The SDI builds on top of the geoportal geodata4edu.ch (G4E), which was established to facilitate the access of federal and cantonal geodata to Swiss academic institutions. G4E inherently supports the integration and exploration of spatio-temporal data via an easy-to-use web interface and common web services and hence is an ideal choice to share historical map data. Making historical map data accessible in G4E is realized using state-of-the-art software libraries (e.g., Tensorflow, Keras), and suitable hardware (e.g., NVIDIA GPUs). Existing project data generated by the Swiss scientific community serve as the initial set to train a DL model for a specific thematic layer. If such data does not exist it is generated manually. Combining these data with georeferenced sheets of the corresponding map series allows the DL system to learn a way of obtaining the expected results based on the input map sheet. In the common case where an actual vectorization of a thematic layer is required, two steps are taken. First, the underlying ANN architecture yields a segmentation of the map sheet to determine which pixel is part of the feature type of interest (e.g., by using a fully convolutional architecture such as U-Net (Ronneberger et al. (2015)) and, second, the resulting segmentations will be vectorized using GIS algorithms (e.g., using methods as described in Hori & Okazaki (1992)). These vectorizations undergo a quality check and might be directly published in G4E if the quality is considered high enough. In addition, the results may be manually corrected. A corrected dataset may have a greater value for the scientific community but might be time consuming to create. However, it has also the advantage to serve as additional training data for the DL system. This may lead to a positive feedback loop, which allows the ANN to gradually improve its predictions, which in turn improves the vectorization results and hence reduces the correction workload. Figure 2 shows automatically generated vectorizations of building footprints after two such iterations. Special emphasis was put on enforcing perpendicularity without requiring human intervention. At the time of writing, such building polygons have been generated for all Siegfried map sheets.
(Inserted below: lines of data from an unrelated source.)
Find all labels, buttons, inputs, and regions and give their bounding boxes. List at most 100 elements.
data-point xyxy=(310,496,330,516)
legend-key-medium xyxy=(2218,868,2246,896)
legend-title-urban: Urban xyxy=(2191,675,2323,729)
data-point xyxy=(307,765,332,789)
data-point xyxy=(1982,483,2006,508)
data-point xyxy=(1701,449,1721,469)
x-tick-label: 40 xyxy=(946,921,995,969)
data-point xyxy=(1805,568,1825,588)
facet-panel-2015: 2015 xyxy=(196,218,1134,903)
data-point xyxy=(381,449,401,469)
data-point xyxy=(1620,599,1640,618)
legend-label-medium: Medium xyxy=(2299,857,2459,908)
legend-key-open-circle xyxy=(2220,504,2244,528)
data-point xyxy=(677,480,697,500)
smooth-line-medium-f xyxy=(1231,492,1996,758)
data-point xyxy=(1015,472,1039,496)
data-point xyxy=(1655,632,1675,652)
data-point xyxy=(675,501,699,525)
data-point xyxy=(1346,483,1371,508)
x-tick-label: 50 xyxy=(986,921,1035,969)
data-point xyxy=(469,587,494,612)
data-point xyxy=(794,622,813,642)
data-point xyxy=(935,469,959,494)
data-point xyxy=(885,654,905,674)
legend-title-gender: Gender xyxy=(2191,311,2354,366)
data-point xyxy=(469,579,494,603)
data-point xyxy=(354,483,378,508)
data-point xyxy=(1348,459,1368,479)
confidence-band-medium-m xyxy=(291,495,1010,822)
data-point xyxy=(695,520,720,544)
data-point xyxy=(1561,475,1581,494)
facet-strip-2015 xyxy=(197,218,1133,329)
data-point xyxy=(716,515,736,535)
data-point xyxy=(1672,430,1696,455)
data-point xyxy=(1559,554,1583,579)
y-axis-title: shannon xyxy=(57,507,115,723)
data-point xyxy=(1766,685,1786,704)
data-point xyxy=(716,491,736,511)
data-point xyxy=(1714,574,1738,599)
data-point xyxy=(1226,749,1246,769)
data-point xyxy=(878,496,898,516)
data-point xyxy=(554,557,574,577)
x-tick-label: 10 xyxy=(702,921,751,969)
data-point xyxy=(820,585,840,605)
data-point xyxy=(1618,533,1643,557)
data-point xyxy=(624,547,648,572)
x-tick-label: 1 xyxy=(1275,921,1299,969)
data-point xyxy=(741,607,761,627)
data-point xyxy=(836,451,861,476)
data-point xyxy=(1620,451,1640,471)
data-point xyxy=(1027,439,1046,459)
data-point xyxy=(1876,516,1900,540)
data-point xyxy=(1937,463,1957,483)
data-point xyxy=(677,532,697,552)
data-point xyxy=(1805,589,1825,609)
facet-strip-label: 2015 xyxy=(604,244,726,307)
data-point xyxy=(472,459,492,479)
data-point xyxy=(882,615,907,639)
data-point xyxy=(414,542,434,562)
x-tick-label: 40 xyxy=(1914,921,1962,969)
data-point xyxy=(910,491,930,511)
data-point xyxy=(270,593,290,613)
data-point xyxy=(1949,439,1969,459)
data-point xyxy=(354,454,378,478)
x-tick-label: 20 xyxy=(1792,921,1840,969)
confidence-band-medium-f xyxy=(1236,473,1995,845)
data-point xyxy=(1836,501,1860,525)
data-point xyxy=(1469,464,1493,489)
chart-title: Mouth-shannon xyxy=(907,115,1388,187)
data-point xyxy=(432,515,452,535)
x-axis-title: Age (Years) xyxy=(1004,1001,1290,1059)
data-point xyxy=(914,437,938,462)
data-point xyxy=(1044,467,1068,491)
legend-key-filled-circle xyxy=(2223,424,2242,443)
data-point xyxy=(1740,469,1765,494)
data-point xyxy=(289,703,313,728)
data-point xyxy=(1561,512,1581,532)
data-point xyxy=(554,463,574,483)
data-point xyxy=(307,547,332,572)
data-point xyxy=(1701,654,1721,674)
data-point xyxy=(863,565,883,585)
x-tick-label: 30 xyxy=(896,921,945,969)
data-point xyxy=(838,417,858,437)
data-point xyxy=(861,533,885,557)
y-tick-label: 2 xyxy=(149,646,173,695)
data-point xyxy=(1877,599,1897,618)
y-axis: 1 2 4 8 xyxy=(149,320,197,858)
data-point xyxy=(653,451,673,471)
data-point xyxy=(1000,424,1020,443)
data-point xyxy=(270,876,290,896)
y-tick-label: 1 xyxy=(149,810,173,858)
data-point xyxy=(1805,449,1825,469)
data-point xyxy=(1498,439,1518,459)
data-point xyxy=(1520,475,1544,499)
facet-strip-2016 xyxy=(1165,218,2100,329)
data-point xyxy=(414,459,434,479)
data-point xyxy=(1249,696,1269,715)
It is worth emphasizing that showing the ability of generating high-quality features of single thematic layers at a large scale and making them easily available to the scientific community is a key aspect when establishing a hub for sharing historical map data. Research groups are more willing to share their data if they see that the coverage of the data they produce might get multiplied and if they realize that other groups are providing their data as well. Apart from the benefits for research groups using such data, such an environment also allows to facilitate the development of new methods to derive features from historical maps (e.g., for extraction, generalization). The current focus lies on the systematic preparation of all thematic layers of the main Swiss map series. Afterwards it is aimed to place higher emphasis on the fusion of the extracted layers. In the long-term, these efforts will lead to a comprehensive spatio-temporal database of high scientific value for the Swiss scientific community.